Like Mr. Eom’s family, most of the people there were refugees who had been turned back at an American roadblock south of Tanyang, survivors said. In the days before the attack, the cave was packed with families. When the American warplanes flew in from the southwest, children were playing outside amid cattle and baggage.

That day, the Seventh Division’s operations logs noted that 13 planes attacked “enemy troops” and “pack animals and cave.” It reported “many casualties and got all animals.”

Mr. Eom, who rushed out of the cave into a hail of machine-gun fire from the planes but survived, said, “The Americans pushed us back toward the enemy area and then bombed us.” He said he lost 10 family members.

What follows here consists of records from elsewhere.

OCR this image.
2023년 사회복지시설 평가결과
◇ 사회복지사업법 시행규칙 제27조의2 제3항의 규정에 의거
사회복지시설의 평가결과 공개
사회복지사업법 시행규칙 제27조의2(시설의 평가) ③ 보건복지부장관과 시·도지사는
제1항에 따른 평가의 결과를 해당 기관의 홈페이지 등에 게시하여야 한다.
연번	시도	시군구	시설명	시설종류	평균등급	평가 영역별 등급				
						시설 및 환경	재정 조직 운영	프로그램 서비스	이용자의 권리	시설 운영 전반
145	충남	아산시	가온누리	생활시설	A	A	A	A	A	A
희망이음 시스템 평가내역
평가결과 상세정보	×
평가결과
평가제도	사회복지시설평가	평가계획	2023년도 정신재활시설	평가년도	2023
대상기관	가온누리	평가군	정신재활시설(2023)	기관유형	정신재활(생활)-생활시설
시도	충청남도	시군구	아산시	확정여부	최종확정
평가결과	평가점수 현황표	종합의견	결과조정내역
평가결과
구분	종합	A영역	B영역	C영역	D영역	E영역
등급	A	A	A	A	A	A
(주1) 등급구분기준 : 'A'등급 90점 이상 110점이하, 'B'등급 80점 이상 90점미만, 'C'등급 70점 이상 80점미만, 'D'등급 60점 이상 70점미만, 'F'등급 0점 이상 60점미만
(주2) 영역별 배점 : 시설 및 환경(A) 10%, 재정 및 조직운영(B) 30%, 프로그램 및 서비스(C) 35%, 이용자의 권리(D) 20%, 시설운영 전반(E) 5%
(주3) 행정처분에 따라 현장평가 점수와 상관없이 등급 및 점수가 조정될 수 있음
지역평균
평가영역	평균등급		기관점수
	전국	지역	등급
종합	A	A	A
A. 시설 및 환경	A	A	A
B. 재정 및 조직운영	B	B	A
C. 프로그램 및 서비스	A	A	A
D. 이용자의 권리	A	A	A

Shortly afterward, South Korea’s Second Division reported 34 civilians killed and 72 wounded at Sansong, but “no enemy casualties,” prompting the American military to open an investigation. The American investigators did not dispute the South Korean report but concluded that the airstrike was “amply justified.” They said that Sansong was considered an enemy haven and that its residents had been warned to evacuate.

The case appeared closed until several years ago, when, in the course of a Korean television reporter’s investigation, villagers acquired a copy of the American military’s wartime report and read that they had been told to evacuate. They insist, and the commission agreed, that this was not true. They say the village where North Korean troops were sighted was elsewhere and was never bombed.

Regarding the Wolmi attack, the commission said that while it recognized the need for the landing at Inchon, it could find “no evidence of efforts to limit civilian casualties.”

Wolmi survivors said the North Korean officers’ housing was about 1,000 feet away from their village. They say the American pilots, whose mission reports noted “visibility unlimited” and firing altitudes as low as 100 feet, should not have mistaken villagers, including many women and children, for the enemy.

They said the American troops later bulldozed their charred village to build a base.

“If you say these killings were not deliberate and were mistakes, how can you explain the fact that there were so many of these incidents?” asked Park Myung-lim, a historian at Yonsei University in Seoul.

The victims’ grievances found an outlet in 2005, when left-leaning civic groups tried to topple the MacArthur statue. But Wolmi survivors said they did not join the protest for fear they might be branded anti-American.

“We consider MacArthur a hero to our country, but no one can know the suffering our family endured,” said Chung Ji-eun, an Inchon cabdriver whose father died at Wolmi. “Both governments emphasize the alliance, but they never care about people like us who were sacrificed in the name of alliance.”